I’ve read many papers which show that water fasting (1 to 3 days) lower HDL and increase LDL and triglycerides. While it can be assumed, that glycation doesn’t play a huge role when fasting (and so LDL isn’t corrupted by it), it doesn’t look so good at first. I can not imagine, that’s the body executes unhealthy operations after such a short time without food. Are there studies suggesting different outcomes? I do like 10 3-day-fasts a year, but if this could increase arteriosclerosis I would rather not continue with it.

Answer

That’s a big jump you are making from a temporary increase of ‘LDL’ and triglycerides to atherosclerosis.

As with so many aspects of fasting and human biology, while we share many, even most common traits, we are all different so this depends on your starting point to begin with.

The LDL you need to watch are SdLDL, the small particle version of LDL that oxidised and can slip past the endothelium.

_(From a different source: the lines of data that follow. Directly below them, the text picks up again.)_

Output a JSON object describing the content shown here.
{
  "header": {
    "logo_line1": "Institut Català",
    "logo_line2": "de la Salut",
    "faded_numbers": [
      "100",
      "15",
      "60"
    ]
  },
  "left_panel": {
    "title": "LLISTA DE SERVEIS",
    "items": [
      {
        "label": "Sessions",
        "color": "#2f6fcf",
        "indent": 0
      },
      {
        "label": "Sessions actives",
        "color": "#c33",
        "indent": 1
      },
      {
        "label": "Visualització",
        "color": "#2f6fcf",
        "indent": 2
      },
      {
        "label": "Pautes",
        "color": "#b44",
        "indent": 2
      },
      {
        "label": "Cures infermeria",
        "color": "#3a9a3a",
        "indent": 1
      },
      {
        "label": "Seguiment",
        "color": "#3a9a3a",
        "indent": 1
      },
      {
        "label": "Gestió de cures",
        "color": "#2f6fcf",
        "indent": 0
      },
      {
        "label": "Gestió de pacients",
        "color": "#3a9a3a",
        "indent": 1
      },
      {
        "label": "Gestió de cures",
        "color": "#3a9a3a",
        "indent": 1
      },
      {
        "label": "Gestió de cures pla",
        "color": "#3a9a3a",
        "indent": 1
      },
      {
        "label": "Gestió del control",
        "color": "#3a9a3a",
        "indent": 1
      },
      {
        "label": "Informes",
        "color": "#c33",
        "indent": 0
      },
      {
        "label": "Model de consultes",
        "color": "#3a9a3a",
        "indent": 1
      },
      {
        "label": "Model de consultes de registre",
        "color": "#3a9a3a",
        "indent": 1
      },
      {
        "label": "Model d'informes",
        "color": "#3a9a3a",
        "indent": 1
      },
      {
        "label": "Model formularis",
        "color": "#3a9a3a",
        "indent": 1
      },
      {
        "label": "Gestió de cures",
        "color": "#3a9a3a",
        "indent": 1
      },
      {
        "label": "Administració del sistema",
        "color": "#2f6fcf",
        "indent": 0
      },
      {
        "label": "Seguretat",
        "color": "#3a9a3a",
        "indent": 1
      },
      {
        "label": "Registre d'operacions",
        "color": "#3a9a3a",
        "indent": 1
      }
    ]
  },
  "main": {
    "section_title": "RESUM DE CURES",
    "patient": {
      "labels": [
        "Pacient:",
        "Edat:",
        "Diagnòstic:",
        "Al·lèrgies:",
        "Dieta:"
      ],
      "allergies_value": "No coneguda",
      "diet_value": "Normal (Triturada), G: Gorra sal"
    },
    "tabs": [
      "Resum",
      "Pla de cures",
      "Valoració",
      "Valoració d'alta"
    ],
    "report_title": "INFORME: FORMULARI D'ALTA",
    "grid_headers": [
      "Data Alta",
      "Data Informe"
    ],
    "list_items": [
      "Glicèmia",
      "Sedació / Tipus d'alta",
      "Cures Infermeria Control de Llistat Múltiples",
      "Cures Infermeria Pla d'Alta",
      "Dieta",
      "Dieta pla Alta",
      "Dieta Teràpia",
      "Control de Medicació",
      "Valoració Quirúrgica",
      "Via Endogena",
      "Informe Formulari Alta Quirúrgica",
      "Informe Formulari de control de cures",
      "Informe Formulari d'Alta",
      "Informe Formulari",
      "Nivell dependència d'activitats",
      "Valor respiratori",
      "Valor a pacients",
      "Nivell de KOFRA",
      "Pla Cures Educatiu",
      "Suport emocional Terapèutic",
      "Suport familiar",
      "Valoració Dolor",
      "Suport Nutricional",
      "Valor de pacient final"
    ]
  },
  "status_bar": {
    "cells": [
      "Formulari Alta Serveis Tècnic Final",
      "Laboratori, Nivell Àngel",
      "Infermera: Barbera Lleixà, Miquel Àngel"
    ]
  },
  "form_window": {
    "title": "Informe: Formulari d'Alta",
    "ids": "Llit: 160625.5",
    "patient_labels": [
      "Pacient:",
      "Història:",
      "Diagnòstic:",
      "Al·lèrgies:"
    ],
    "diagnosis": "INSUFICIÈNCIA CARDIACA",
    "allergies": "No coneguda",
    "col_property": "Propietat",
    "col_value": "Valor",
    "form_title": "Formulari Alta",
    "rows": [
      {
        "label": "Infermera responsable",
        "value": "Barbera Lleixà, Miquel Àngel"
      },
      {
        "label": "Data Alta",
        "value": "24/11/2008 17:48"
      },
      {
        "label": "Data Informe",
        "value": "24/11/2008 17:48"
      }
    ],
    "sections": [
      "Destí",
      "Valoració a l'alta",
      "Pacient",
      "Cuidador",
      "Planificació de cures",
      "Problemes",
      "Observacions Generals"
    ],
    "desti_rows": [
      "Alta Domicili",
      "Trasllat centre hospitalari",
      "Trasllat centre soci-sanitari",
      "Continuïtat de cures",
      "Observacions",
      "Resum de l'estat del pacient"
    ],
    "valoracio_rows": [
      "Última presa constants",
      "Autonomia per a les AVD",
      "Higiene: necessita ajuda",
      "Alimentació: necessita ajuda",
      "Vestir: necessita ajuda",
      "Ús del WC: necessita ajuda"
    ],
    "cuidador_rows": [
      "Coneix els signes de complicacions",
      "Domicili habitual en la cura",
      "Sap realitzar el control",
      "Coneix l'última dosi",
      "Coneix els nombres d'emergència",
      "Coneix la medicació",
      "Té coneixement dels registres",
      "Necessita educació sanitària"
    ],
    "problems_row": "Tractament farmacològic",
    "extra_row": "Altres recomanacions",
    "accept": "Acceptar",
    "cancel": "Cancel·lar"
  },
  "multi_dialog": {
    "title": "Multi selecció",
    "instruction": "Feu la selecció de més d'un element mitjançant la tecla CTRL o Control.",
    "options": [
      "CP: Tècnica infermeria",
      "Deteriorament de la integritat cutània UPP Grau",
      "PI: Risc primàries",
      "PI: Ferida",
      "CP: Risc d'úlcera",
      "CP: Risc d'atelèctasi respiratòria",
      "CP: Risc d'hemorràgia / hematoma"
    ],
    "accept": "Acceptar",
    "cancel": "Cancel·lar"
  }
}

To get that reading, I’m pretty sure that you will need an NMR LipoProfile and go from there.

At the end of the day, a 3 day fast is driving down your insulin and that has far bigger benefits than any raise in TG or the completely bogus LDL calculations used in western medicine.

Check out some of the excellent works on how the whole cholesterol-heart hypothesis is flawed, I recommend Bowden and Sawyer for a diet-centric view and Dr Malcolm Kendrick for the stress view.

Answer

I just did this! I fasted for 64 hours before my blood draw. I was hoping it would help my numbers since they were high a year prior while I was still actively losing weight. No change at all. I was so bummed! So, I went for a Calcium CT test today.